Forum Discussion
NinerBikes
May 26, 2014Explorer
Turtle n Peeps wrote:
All a receipt proves is that you bought fuel from me on that day at that time. Big deal. :R
It does not prove you went to another station 30 minutes later and put 2 gallons of gas in the tank or went to another station one hour later and got a load of water or other contamination in your fuel.
That's the problem with fuel contamination. Usually by the time your engine stops or your HPFP takes a dump 5 more, 50 more or 500 more loads of fuel have been dropped and all of your evidence is gone. Sample my tanks all you want because the evidence is gone. Even if you did find contamination in my tanks I would argue that it was not there when "you" filled up and that is what "you" would have to prove. Good luck with that.
I said over 2 years ago that the NHTSA was more than likely not going to do anything about this. I also said that Bosch was going to quietly fix this problem and it will all go away. (Except for the people that have a first gen Bosch pump 12k bill coming to them.) :E
You and others on this site were jumping up and down saying that they WERE go to do something and two years later you're still jumping up and down saying they WILL do something. Guess what? I was right back then and I'm still right to this day, over 2 years latter.
If the NHTSA did not do anything about 3/4 of a million/ 1 billion $'s worth of junk truck engines they sure as hell are not going to do anything about a few thousand junk pumps.
The first gen CP4 pumps are the new 6.0 of pumps.
I've never claimed that Bosch was going to do something about this. I know german companies will deny, deny, deny that there is ever a problem with their product, it's their engineering tradition. It cost Hitler the war, all that denial from his Generals. It's german culture. I can cite the same mentality from a german 13 speed geared hub manufacturing for bikes, when I blew mine up in under 400 miles of mountain biking... they denied, denied, denied, fought me tooth and nail to cover it under warranty... and then I got on Facebook and MTBR, and the internet, and lo and behold, I was not alone, there indeed was a manufacturing defect that was showing up... a very expensive axle part with flats manufactured on it for shifing indexing was the first part that they sub'd out to another contractor to make for them, and the QC just wasn't there that the design required to shift properly. Too sloppy, the QC.
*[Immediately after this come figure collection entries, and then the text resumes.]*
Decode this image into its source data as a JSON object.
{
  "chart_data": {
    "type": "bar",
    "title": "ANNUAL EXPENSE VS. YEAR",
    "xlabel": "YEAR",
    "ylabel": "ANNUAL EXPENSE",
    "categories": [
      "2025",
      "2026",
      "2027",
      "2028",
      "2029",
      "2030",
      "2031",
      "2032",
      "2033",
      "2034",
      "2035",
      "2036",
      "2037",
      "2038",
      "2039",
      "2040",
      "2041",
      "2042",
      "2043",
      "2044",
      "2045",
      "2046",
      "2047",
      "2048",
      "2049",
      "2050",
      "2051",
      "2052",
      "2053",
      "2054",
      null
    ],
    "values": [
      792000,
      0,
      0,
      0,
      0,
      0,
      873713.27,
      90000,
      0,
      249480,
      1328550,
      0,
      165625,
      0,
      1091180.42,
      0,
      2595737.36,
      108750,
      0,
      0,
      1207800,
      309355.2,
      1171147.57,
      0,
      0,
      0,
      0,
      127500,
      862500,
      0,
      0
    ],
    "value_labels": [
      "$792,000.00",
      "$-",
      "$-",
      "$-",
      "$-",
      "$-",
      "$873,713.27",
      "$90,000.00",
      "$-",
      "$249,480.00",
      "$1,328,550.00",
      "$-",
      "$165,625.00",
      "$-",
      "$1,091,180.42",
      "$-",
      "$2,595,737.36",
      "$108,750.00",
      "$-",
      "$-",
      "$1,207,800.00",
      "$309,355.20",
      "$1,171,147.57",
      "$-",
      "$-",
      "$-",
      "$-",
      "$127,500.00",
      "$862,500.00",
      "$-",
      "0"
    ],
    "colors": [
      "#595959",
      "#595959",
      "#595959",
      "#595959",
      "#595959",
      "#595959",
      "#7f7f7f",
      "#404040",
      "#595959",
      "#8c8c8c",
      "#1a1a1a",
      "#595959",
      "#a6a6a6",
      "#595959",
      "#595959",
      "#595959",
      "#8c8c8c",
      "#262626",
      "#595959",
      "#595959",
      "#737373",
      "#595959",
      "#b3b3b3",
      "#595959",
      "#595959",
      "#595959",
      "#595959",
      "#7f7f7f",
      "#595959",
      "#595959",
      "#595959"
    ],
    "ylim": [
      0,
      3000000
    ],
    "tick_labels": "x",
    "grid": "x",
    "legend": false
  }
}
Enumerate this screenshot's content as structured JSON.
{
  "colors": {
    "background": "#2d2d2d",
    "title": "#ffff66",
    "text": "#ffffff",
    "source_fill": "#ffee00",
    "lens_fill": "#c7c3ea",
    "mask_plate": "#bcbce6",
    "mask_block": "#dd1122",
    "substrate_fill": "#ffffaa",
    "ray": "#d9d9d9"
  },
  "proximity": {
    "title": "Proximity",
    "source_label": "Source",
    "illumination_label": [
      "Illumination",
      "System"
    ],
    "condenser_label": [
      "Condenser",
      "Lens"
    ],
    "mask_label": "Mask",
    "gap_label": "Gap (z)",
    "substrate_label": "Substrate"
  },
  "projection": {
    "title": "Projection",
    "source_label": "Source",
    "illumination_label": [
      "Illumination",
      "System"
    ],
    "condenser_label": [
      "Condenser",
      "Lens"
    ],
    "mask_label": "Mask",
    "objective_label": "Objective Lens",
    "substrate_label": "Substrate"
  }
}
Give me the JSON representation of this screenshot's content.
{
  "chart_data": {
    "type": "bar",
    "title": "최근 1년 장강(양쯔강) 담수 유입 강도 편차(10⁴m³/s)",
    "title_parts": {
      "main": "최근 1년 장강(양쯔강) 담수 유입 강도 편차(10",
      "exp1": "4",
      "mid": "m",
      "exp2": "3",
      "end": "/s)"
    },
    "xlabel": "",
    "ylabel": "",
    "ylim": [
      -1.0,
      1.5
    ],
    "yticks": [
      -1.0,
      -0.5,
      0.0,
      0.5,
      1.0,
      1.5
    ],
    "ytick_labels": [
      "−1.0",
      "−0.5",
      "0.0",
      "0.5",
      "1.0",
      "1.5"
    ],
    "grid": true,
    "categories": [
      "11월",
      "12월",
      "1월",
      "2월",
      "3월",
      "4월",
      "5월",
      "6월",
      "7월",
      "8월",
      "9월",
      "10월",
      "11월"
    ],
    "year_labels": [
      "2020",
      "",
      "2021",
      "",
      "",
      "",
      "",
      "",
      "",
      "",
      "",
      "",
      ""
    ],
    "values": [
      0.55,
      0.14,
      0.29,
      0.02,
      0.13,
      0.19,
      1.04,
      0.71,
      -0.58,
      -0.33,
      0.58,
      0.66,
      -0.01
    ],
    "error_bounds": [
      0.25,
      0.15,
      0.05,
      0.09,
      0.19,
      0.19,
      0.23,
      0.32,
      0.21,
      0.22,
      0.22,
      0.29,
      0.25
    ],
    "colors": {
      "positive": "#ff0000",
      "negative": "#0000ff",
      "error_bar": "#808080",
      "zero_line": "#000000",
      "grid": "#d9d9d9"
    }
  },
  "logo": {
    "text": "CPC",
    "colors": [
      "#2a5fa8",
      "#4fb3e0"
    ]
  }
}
And from all that I've read, Bosch had huge QC issues with dirt getting in the HPFP assemblies while putting them together, in what was old East Germany... formerly the soviet bloc. When they shifted production to Hungary, a huge % of the early HPFP failures went away. Some new polishing standards, finish standards on bearing surfaces, and ceramic coating procedures were changed, to make a better, more reliable and robust finished product.
I still feel the design is failure prone, and abuse, thrashing and full throttle applications aggravate the failure rate. Drive it like a car or commuter, and it's fine, treat it like a construction tool like all it is there for is to make you money, and it's going to fail, sooner, rather than later. This is not a commercial grade HPFP... it's a daily driver to and from work HPFP.
There are ID TEN T's already buying Dodge Eco diesels wanting to pull 7000 # dry 30 foot travel trailers with their new truck with that little 3.0 diesel motor. My crystal ball predicts early and complete demise and failure of the HPFP in those trucks, by Oct or November of 2014, perhaps into December too, once all the cumulative damage starts snowballing and killing the pumps from towing such weight with such a small pump for an engine in the summer heat up prolonged grades. You don't send a boy out to do a mans job. Go big, with the engine, or go home.
I run 50:1 biodiesel blend in all my diesel fuel. If my HPFP sh*ts the bed, my NHTSA complaint will be filed before the tow truck even arrives. I'll plug in my ELM 327 bluetooth, do a scan on my Torque Pro app on my smart phone, and if low fuel rail pressure or a P0087 or P0082 shows up in the trouble code scan, it's online instantly with NHTSA to file that complaint. I'll have more info for them once the dealership tears in to the fuel pressure sensor if metal bits appear in there. I'll be taking a diesel VW Touareg TDI loaner and finishing out my vacation, while VW sorts out with Bosch the warranty issue...
As I stated before.. you need to be smarter than the tech and the service advisor you are working with.
And I will be sharing on Facebook the blow by blow description of how VW is handling the whole project with the repair, with picture. Freedom of Information and all that. Exposure... it's a golden opportunity for VW to show "The Power of German Engineering" that they tout and advertise so much, along with their 10 year 100,000 mile power train warranty, since they believe so much in how good their product is... they get to prove it.
Parts will be coming from Germany, I expect 2 to 3 weeks down time if my Touareg ever loses it's HPFP due to failure.